22.04.2011 | aktual.: 22.04.2011 15:06
Polski Związek Piłki Nożnej ograniczał konkurencję poprzez uprzywilejowanie jednej stacji telewizyjnej w uzyskaniu licencji na transmisje rozgrywek ligowych. Sąd Apelacyjny w Warszawie potwierdził decyzję Urzędu Ochrony Konkurencji i Konsumentów oraz wysokość nałożonej kary - blisko 450 tys. zł.
Wyrok dotyczy decyzji UOKiK z maja 2006 roku. Stwierdzono wówczas, że umowa pomiędzy PZPN a Canal+ ograniczała konkurencję poprzez uprzywilejowanie tej stacji telewizyjnej w uzyskaniu licencji na transmisje rozgrywek ligowych. Zawierała ona klauzulę, która przyznawała Canal+ prawo pierwszeństwa do uzyskania wyłącznej licencji na transmitowanie meczów w sezonach od 2005/06 do 2008/09. Związek był zobowiązany do informowania stacji o warunkach ofert złożonych przez konkurentów, a Canal+ automatycznie otrzymywał licencję, o ile w ciągu 30 dniu przedstawił warunki równe ofercie uznanej przez PZPN za najkorzystniejszą. Ostatecznie przetarg (rozstrzygnięty w marcu 2005 roku) wygrał Canal+, który złożył najkorzystniejszą ofertę.

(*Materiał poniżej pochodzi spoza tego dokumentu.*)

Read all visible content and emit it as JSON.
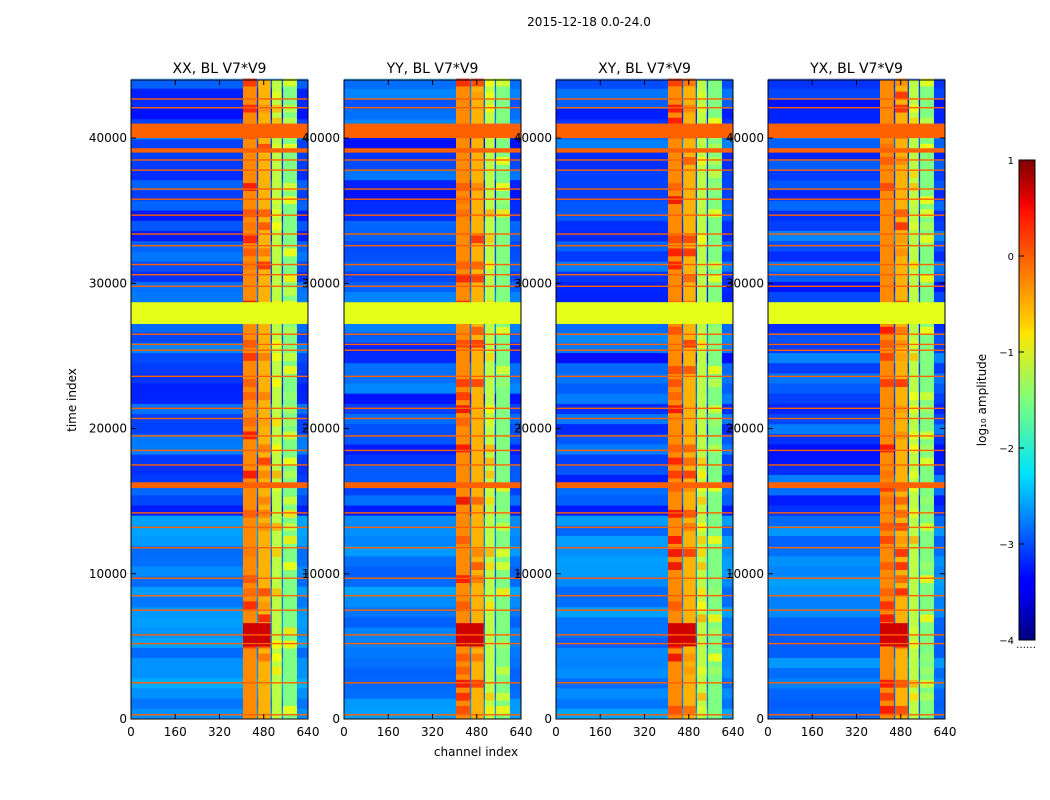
{
  "figure": {
    "suptitle": "2015-12-18 0.0-24.0",
    "xlabel": "channel index",
    "ylabel": "time index",
    "colorbar_label": "log₁₀ amplitude",
    "colorbar_ticks": [
      "1",
      "0",
      "−1",
      "−2",
      "−3",
      "−4"
    ],
    "colorbar_footer": "……",
    "x_ticks": [
      "0",
      "160",
      "320",
      "480",
      "640"
    ],
    "y_ticks": [
      "0",
      "10000",
      "20000",
      "30000",
      "40000"
    ]
  },
  "chart_data": {
    "type": "heatmap",
    "title": "2015-12-18 0.0-24.0",
    "xlabel": "channel index",
    "ylabel": "time index",
    "xlim": [
      0,
      640
    ],
    "ylim": [
      0,
      44000
    ],
    "x_ticks": [
      0,
      160,
      320,
      480,
      640
    ],
    "y_ticks": [
      0,
      10000,
      20000,
      30000,
      40000
    ],
    "colorbar": {
      "label": "log10 amplitude",
      "vmin": -4,
      "vmax": 1,
      "ticks": [
        1,
        0,
        -1,
        -2,
        -3,
        -4
      ],
      "colormap": "jet"
    },
    "panels": [
      {
        "title": "XX, BL V7*V9",
        "pol": "XX"
      },
      {
        "title": "YY, BL V7*V9",
        "pol": "YY"
      },
      {
        "title": "XY, BL V7*V9",
        "pol": "XY"
      },
      {
        "title": "YX, BL V7*V9",
        "pol": "YX"
      }
    ],
    "bright_channel_bands": [
      {
        "from": 405,
        "to": 455,
        "level": -0.3
      },
      {
        "from": 460,
        "to": 505,
        "level": -0.5
      },
      {
        "from": 510,
        "to": 545,
        "level": -1.2
      },
      {
        "from": 550,
        "to": 600,
        "level": -1.5
      }
    ],
    "flagged_time_bands": [
      {
        "from": 27200,
        "to": 28700,
        "level": -1.0
      },
      {
        "from": 15900,
        "to": 16300,
        "level": -0.1
      },
      {
        "from": 40000,
        "to": 41000,
        "level": -0.1
      },
      {
        "from": 39000,
        "to": 39300,
        "level": -0.1
      }
    ],
    "flagged_time_lines": [
      300,
      2500,
      5200,
      5800,
      7500,
      8500,
      9700,
      11800,
      13200,
      14200,
      17500,
      18500,
      19500,
      20700,
      21400,
      23600,
      25400,
      25800,
      26500,
      29800,
      30600,
      31300,
      32600,
      33400,
      34700,
      35800,
      36500,
      37800,
      38500,
      42100,
      42700
    ],
    "strong_event": {
      "time_from": 5000,
      "time_to": 6600,
      "level": 0.6
    },
    "background_level": -3.2
  }
}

Za stosowanie praktyki ograniczającej konkurencję Prezes UOKiK nałożył na PZPN karę w wysokości 443 998,73 zł oraz 7 368 712,05 zł na Canal+. Przedsiębiorcy odwołali się od decyzji do Sądu Ochrony Konkurencji i Konsumentów. SOKiK potwierdził, że kwestionowana praktyka naruszała konkurencję, zdecydował jednak o obniżeniu sankcji finansowej wobec Polskiego Związku Piłki Nożnej - do 221 999,37 zł.
21 kwietnia 2011 roku Sąd Apelacyjny uznał, że obniżenie kary przez SOKiK było bezzasadne. Oznacza to, że PZPN będzie musiał zapłacić blisko 450 tys. złotych - zgodnie z decyzją wydaną przez UOKiK.
Warto wspomnieć, że druga z ukaranych spółek - Canal+ - już w grudniu 2007 roku wpłaciła do budżetu państwa nałożone przez UOKiK 7,3 mln zł.
Zgodnie z prawem przedsiębiorca, wobec którego została wydana decyzja przez Prezesa UOKiK, może się odwołać do Sądu Ochrony Konkurencji i Konsumentów. Od wyroku SOKiK przysługuje natomiast możliwość złożenia apelacji w Sądzie Apelacyjnym.